Con más perspectiva por Leticia Montagner
En los últimos días del año y principios de este 2026, se ha escrito mucho sobre el camino de la derechización en los países de América Latina. La realidad es muy simple, de acuerdo a expertos, es una alternancia entre izquierda y derecha, se trata de un movimiento pendular, que a veces se inclina a un lado y configura ciertas coincidencias temporales sobre todo en las elecciones presidenciales.
Con el triunfo en Chile del ultraconservador José Antonio Kast, fundador y líder del Partido Republicano y defensor de la dictadura de Augusto Pinochet, llegó por primera vez la ultraderecha al Gobierno, después del retorno a la democracia.
En el tablero latinoamericano la derecha sumó una nueva ficha, que se anexa a Presidentes como Javier Milei en Argentina, Daniel Noboa en Ecuador y Nayib Bukele en El Salvador.
De 19 países latinoamericanos, actualmente en 9 hay gobiernos de derecha. Otros 10 son de izquierda, donde destacan México con Claudia Sheinbaum, Brasil con Lula da Silva, Colombia con Gustavo Petro, Uruguay con Yamandú Orsú, además de Chile con Gabriel Boric, pero con la llegada de Kast a la Presidencia y la llegada del conservador Nasry Tito Asfura en Honduras, respaldado públicamente por Donald Trump, en el total general la balanza se inclinó hacia la derecha.

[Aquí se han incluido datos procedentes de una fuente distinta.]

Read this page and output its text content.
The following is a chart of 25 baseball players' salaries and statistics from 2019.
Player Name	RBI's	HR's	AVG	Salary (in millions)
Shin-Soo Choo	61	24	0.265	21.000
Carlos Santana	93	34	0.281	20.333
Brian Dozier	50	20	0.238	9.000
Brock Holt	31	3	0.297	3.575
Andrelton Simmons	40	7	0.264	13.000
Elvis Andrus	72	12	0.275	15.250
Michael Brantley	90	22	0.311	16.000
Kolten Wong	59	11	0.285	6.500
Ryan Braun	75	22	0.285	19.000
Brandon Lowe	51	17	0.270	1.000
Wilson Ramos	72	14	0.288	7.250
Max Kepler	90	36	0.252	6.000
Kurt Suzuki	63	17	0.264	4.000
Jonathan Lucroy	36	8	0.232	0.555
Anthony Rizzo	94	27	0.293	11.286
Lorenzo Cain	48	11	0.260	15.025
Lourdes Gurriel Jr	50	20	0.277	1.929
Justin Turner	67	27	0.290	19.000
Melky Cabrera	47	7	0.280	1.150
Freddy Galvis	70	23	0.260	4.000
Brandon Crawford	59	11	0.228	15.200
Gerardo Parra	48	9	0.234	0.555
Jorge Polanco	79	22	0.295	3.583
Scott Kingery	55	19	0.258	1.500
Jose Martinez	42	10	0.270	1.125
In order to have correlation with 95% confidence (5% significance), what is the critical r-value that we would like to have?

Pero más allá del mapa, hay una complejidad que no se explica simplemente como una ola derechista. La política tiene que ver con procesos tanto internos como globales y el impacto a nivel latinoamericano de la llegada de un gobierno de color distinto depende del peso del país en cuestión y del liderazgo de su Presidente.
De acuerdo a la opinión de Andrés Malamud, el reconocido politólogo uruguayo e Investigador del Instituto de Ciencias Sociales de la Universidad de Lisboa, es improbable que la victoria de Kast tenga gran impacto regional, por dos razones, dijo a la agencia de noticias alemana DW, primero porque es lo usual que Chile alterne entre izquierda y derecha cada cuatro años y segundo, Kast tiene un estilo menos disruptivo que Bukele o Milei.

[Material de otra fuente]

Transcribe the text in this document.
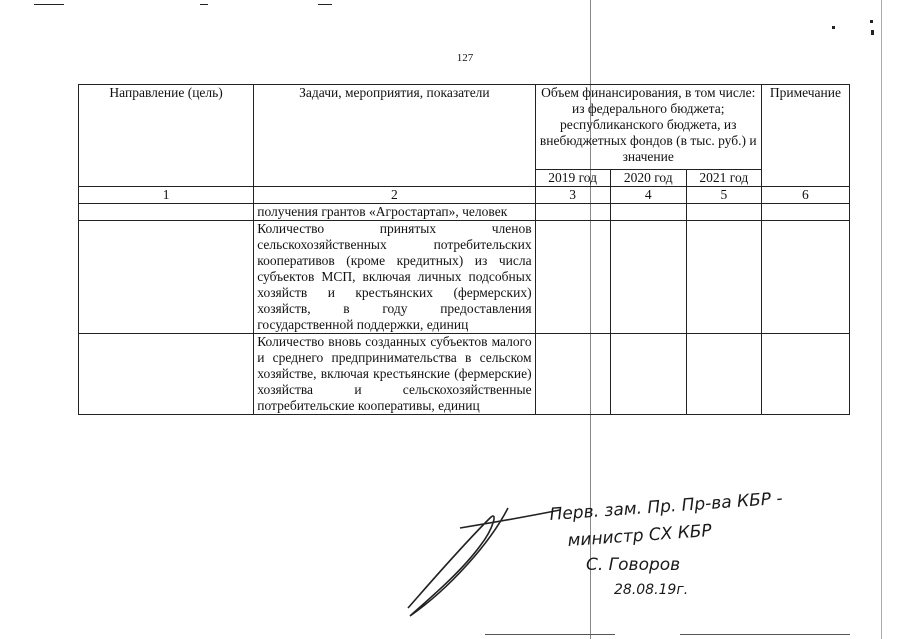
127
Направление (цель)	Задачи, мероприятия, показатели	Объем финансирования, в том числе: из федерального бюджета; республиканского бюджета, из внебюджетных фондов (в тыс. руб.) и значение			Примечание
		2019 год	2020 год	2021 год	
1	2	3	4	5	6
	получения грантов «Агростартап», человек				
	Количество принятых членов сельскохозяйственных потребительских кооперативов (кроме кредитных) из числа субъектов МСП, включая личных подсобных хозяйств и крестьянских (фермерских) хозяйств, в году предоставления государственной поддержки, единиц				
	Количество вновь созданных субъектов малого и среднего предпринимательства в сельском хозяйстве, включая крестьянские (фермерские) хозяйства и сельскохозяйственные потребительские кооперативы, единиц				
Перв. зам. Пр. Пр-ва КБР -
министр СХ КБР
С. Говоров
28.08.19г.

Hablar de una ola derechista es descriptivamente correcto, pero analíticamente engañoso, en Sudamérica están triunfando las oposiciones, que solo circunstancialmente son de derecha. En Uruguay, por ejemplo, ganó la izquierda porque gobernaba la derecha, dijo Malamud.

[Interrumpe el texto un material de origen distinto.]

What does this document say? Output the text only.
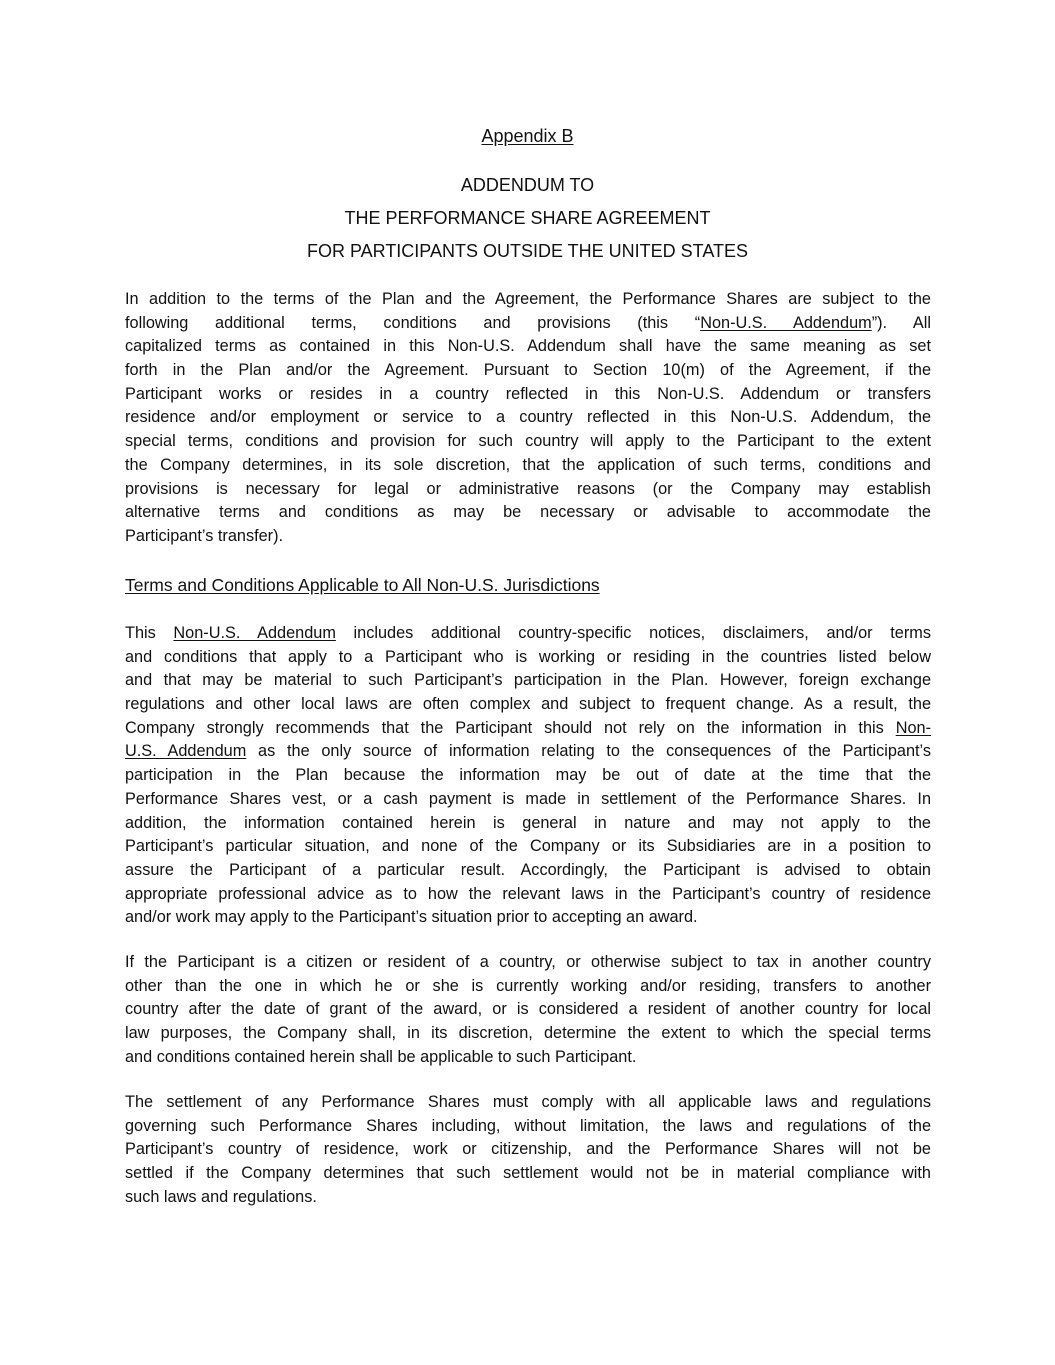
Appendix B
ADDENDUM TO
THE PERFORMANCE SHARE AGREEMENT
FOR PARTICIPANTS OUTSIDE THE UNITED STATES
In addition to the terms of the Plan and the Agreement, the Performance Shares are subject to the
following additional terms, conditions and provisions (this “Non-U.S. Addendum”). All
capitalized terms as contained in this Non-U.S. Addendum shall have the same meaning as set
forth in the Plan and/or the Agreement. Pursuant to Section 10(m) of the Agreement, if the
Participant works or resides in a country reflected in this Non-U.S. Addendum or transfers
residence and/or employment or service to a country reflected in this Non-U.S. Addendum, the
special terms, conditions and provision for such country will apply to the Participant to the extent
the Company determines, in its sole discretion, that the application of such terms, conditions and
provisions is necessary for legal or administrative reasons (or the Company may establish
alternative terms and conditions as may be necessary or advisable to accommodate the
Participant’s transfer).
Terms and Conditions Applicable to All Non-U.S. Jurisdictions
This Non-U.S. Addendum includes additional country-specific notices, disclaimers, and/or terms
and conditions that apply to a Participant who is working or residing in the countries listed below
and that may be material to such Participant’s participation in the Plan. However, foreign exchange
regulations and other local laws are often complex and subject to frequent change. As a result, the
Company strongly recommends that the Participant should not rely on the information in this Non-
U.S. Addendum as the only source of information relating to the consequences of the Participant’s
participation in the Plan because the information may be out of date at the time that the
Performance Shares vest, or a cash payment is made in settlement of the Performance Shares. In
addition, the information contained herein is general in nature and may not apply to the
Participant’s particular situation, and none of the Company or its Subsidiaries are in a position to
assure the Participant of a particular result. Accordingly, the Participant is advised to obtain
appropriate professional advice as to how the relevant laws in the Participant’s country of residence
and/or work may apply to the Participant’s situation prior to accepting an award.
If the Participant is a citizen or resident of a country, or otherwise subject to tax in another country
other than the one in which he or she is currently working and/or residing, transfers to another
country after the date of grant of the award, or is considered a resident of another country for local
law purposes, the Company shall, in its discretion, determine the extent to which the special terms
and conditions contained herein shall be applicable to such Participant.
The settlement of any Performance Shares must comply with all applicable laws and regulations
governing such Performance Shares including, without limitation, the laws and regulations of the
Participant’s country of residence, work or citizenship, and the Performance Shares will not be
settled if the Company determines that such settlement would not be in material compliance with
such laws and regulations.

Por otra parte, es importante tener en cuenta el peso de Chile en la región, el de los liderazgos, en este caso el de Boric comparado con el que podría tener Kast y luego la vinculación de Chile y de este nuevo liderazgo con la agenda global, señaló la Politóloga Yanina Welp, Investigadora del Albert Hirschman Democracy Centre del Geneva Graduate Institute.
Chile no tiene la incidencia que puede tener Brasil en un cambio de política o el peso económico o simbólico de Brasil; por lo tanto, sin negar que hay un impacto claramente, no veo un cambio enorme; por otro lado, la política chilena se ha caracterizado en los últimos años por una gran estabilidad.
Más allá del giro a la derecha, para Welp "centrar todo el debate público en hablar de una ola derechista, incluso de extrema derecha y poner a todos los liderazgos en un mismo paquete, lo que hace es ocultar que hay unas demandas ciudadanas que tienen una base concreta. La criminalidad crece en América Latina y hay una tremenda insatisfacción frente al estado de cosas y quizás como un elemento destacado en eso, a la enorme corrupción que hubo con gobiernos de giro a la izquierda.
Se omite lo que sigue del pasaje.